I’ve got mail!
Phillipe Richards wins the prize (of little or no monetary value to be determined) for being the VERY FIRST person to mail a comment to me. I would treasure his letter for that reason, alone, but it gets better
. In response to my humble mea culpa in connection with the Supremacy Clause, he says I was too quick to concede, and for taking that position, his prize will be increased many fold.
He points out a very interesting Supreme Court opinion authored by one of our most famous jurists, Oliver Wendell Holmes. The case involved a statute passed in 1918 by the Congress. It seems that in 1916, the US and Britain (then the sovereign of Canada) signed the Migratory Bird Treaty concerning, surprise, migratory birds which traversed parts of Canada and the US. The two countries agreed pursuant to the treaty that there would be specified closed seasons on hunting certain species of birds and to promulgate laws to carry out the treaty. When the US did so by enacting the aptly titled Migratory Bird Treaty Act of July 3, 1918, Missouri sued to have the statute declared unconstitutional.
It turns out that it had previously been established that “ownership” of wild animals resided with the states, and that Congress could not regulate hunting migratory birds because (a) that was not one of the enumerated powers granted to the federal government and (b) the power was reserved to the several States by the Tenth Amendment. Thus, Missouri argued, what the US could not accomplish directly, it cannot get done via the back door of a treaty. Holmes first implied that he did not agree with the prior decisions, but said that, regardless of whether those decisions were correct, they were not wholly dispositive of the issue before the Court. He wrote:
“Acts of Congress are the supreme law of the land only when made in pursuance of the Constitution, while treaties are declared to be so when made under the authority of the United States. It is open to question whether the authority of the United States means more than the formal acts prescribed to make the convention."
In other words, "under the authority of the United States" may mean something closer to "under the aegis of the US" than "pursuant to authority granted by the people to the US in the Constitution". Holmes continues:
"We do not mean to imply that there are no qualifications to the treaty-making power; but they must be ascertained in a different way. It is obvious that there may be matters of the sharpest exigency for the national well being that an act of Congress could not deal with but that a treaty followed by such an act could, and it is not lightly to be assumed that, in matters requiring national action, ‘a power which must belong to and somewhere reside in every civilized government’ is not to be found.”
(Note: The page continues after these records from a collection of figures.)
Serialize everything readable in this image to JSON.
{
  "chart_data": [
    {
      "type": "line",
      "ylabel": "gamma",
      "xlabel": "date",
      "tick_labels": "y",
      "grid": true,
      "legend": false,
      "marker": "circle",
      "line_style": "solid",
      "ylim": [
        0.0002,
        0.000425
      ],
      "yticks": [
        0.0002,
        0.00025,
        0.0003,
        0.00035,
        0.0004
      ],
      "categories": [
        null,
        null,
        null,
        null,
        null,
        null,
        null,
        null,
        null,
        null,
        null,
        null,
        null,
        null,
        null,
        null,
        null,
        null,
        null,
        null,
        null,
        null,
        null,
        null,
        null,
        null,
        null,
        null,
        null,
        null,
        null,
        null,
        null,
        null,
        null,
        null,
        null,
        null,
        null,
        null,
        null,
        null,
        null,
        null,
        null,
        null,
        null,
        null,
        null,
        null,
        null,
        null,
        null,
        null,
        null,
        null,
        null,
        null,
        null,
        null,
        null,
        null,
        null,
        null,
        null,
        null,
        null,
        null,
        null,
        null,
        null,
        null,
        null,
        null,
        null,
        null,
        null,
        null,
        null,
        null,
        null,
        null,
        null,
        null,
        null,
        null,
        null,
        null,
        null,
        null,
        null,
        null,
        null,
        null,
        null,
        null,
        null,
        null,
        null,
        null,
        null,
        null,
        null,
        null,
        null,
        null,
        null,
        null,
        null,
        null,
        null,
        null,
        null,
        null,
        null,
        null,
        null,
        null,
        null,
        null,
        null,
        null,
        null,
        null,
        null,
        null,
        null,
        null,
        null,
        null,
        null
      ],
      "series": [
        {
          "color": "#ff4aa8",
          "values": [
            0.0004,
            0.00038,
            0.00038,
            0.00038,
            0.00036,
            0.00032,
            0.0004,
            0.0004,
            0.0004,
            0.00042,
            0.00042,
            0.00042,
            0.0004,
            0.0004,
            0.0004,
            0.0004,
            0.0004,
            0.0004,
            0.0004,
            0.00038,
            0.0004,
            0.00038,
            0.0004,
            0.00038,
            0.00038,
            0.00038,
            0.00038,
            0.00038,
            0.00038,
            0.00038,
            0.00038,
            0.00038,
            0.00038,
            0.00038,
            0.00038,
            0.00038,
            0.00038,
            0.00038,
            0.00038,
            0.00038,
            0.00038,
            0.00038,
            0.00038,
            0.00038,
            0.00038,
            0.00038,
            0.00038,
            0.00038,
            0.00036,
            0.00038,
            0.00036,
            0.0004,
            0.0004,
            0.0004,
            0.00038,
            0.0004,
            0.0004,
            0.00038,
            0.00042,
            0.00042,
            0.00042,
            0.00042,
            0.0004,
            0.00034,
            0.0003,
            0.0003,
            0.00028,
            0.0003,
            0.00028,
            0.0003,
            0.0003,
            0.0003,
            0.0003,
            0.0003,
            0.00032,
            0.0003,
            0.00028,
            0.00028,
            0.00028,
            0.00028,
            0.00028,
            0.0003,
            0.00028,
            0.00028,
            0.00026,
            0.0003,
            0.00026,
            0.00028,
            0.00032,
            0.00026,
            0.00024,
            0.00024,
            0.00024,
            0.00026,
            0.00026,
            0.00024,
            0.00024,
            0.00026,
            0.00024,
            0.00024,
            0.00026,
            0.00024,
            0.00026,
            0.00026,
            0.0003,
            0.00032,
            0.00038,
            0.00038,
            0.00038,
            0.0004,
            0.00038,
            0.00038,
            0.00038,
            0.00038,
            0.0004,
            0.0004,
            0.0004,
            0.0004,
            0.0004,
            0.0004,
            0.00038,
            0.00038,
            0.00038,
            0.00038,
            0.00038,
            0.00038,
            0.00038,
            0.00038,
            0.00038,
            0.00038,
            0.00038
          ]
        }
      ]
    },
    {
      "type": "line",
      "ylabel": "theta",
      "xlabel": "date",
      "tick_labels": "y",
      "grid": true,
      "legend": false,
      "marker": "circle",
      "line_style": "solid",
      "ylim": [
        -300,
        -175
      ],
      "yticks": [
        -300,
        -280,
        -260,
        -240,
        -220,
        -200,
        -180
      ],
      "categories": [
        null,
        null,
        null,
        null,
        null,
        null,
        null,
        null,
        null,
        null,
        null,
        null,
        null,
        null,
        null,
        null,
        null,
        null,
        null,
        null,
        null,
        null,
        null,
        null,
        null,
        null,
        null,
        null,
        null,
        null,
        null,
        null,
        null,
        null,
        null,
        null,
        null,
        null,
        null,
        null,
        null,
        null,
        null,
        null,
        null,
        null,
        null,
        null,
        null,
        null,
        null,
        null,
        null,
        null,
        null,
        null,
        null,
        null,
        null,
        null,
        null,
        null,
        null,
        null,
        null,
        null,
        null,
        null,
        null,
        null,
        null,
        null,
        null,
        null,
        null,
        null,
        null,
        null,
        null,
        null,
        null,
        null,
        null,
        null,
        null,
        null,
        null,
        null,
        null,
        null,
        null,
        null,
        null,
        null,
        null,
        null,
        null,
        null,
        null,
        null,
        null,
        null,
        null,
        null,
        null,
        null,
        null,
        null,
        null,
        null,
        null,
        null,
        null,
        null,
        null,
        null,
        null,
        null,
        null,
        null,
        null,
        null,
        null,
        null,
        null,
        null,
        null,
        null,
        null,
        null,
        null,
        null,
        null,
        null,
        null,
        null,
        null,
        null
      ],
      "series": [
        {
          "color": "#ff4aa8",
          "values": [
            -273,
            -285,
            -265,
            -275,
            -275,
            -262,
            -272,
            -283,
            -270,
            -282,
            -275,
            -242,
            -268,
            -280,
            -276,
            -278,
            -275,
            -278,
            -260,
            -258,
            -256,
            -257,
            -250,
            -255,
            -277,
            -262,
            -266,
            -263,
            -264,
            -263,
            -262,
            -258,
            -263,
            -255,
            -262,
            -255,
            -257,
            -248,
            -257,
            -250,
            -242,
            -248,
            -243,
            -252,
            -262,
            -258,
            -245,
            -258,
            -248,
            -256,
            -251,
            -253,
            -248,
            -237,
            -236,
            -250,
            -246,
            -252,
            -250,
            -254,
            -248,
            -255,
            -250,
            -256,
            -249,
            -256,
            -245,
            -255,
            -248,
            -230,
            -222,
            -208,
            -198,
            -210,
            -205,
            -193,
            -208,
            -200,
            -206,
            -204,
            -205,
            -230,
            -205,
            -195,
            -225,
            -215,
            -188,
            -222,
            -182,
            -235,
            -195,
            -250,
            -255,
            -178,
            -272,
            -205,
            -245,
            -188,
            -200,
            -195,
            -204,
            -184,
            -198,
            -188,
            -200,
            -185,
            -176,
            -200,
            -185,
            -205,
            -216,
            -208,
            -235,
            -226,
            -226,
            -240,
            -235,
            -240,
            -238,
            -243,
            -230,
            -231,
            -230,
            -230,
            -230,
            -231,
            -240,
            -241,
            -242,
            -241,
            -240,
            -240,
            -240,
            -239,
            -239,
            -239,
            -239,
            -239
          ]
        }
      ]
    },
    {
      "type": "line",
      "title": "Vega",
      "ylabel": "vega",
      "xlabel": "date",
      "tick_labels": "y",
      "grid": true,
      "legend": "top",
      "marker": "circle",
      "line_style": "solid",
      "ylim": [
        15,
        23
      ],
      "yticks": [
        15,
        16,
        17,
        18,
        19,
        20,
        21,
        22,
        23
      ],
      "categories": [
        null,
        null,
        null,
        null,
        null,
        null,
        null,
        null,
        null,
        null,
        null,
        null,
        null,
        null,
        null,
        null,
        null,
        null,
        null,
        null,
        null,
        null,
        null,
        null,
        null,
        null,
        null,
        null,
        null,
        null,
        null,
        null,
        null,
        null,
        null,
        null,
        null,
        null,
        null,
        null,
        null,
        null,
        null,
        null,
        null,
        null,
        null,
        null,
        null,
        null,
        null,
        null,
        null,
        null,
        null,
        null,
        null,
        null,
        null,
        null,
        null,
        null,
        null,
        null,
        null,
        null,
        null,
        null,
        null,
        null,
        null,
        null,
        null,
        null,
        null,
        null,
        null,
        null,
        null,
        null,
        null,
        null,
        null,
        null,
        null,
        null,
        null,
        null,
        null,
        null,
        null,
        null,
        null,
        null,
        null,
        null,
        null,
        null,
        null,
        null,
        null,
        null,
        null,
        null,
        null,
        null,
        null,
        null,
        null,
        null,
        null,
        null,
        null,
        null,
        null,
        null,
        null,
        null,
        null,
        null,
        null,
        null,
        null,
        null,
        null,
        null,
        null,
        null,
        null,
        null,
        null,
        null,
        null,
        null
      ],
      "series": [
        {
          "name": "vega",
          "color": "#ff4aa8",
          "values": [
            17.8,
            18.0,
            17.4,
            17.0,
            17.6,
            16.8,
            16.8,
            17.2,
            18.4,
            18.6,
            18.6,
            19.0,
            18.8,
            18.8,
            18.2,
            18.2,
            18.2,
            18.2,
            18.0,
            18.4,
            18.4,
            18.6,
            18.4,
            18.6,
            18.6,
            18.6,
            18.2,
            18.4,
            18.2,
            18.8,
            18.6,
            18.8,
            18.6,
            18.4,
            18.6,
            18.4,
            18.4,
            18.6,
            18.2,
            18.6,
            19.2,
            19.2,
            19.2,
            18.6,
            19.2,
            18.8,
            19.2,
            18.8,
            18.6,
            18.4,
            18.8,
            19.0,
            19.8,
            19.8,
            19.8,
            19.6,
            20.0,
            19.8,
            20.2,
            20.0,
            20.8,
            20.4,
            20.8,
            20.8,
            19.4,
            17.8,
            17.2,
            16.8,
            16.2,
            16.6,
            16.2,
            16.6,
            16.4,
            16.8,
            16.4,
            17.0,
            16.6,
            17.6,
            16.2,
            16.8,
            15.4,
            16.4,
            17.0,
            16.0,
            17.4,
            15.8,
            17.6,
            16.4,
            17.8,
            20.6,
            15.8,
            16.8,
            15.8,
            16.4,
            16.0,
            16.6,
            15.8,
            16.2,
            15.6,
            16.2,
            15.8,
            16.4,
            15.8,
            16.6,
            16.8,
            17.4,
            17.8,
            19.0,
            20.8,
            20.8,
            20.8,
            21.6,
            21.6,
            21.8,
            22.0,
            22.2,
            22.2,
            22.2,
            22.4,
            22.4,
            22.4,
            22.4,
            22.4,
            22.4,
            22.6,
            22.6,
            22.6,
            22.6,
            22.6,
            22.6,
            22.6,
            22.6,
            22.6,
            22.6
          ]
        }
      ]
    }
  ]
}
Holmes then goes on to make an argument that sounds suspiciously like those advanced in cases about laws and regulations made under the authority of the Commerce Clause: the birds in question are only in any one state on a transitory basis, and relying on the states to protect them is futile, since the benefits of protection are widely disbursed and the burdens (such as the absence of a new landfill) are very local. This last is a variation on what I recall from my Stone Age course on game theory as Arrow’s Theorem (and others on the web have called the tragedy of the commons): a series of rational decisions can lead to an irrational outcome.
The final outcome in Holland was that the law made pursuant to the treaty was valid, when a similar law made prior to the treaty, had previously been declared invalid. I suspect that the treaty (and therefore the statute) would pass constitutional muster today under the power of Congress to regulate interstate commerce, which authority is much more broadly construed today than it was in the 1920s, when Holland was decided.
Both Justice Holmes and Mr. Richards take care to note that they do not believe that the federal government could repeal the Bill of Rights simply by entering into a treaty with another country, but assert that the language used in the Supremacy Clause differentiates between laws enacted by the US “pursuant to the Constitution” and treaties entered into “under the authority of the United States”, and that the difference must have some significance.
Well, OK. Obviously, the Supremacy Clause does have different language describing laws and treaties, and I agree that the difference should not be construed as meaningless. But Steven DenBeste’s point was that the treaties he was discussing directly violated one or more of those basic and most cherished rights held by Americans, which both Holmes and Richards assumed could not be bartered away via treaty.
So both Richards and DenBeste are still right. Does that mean I’m still wrong?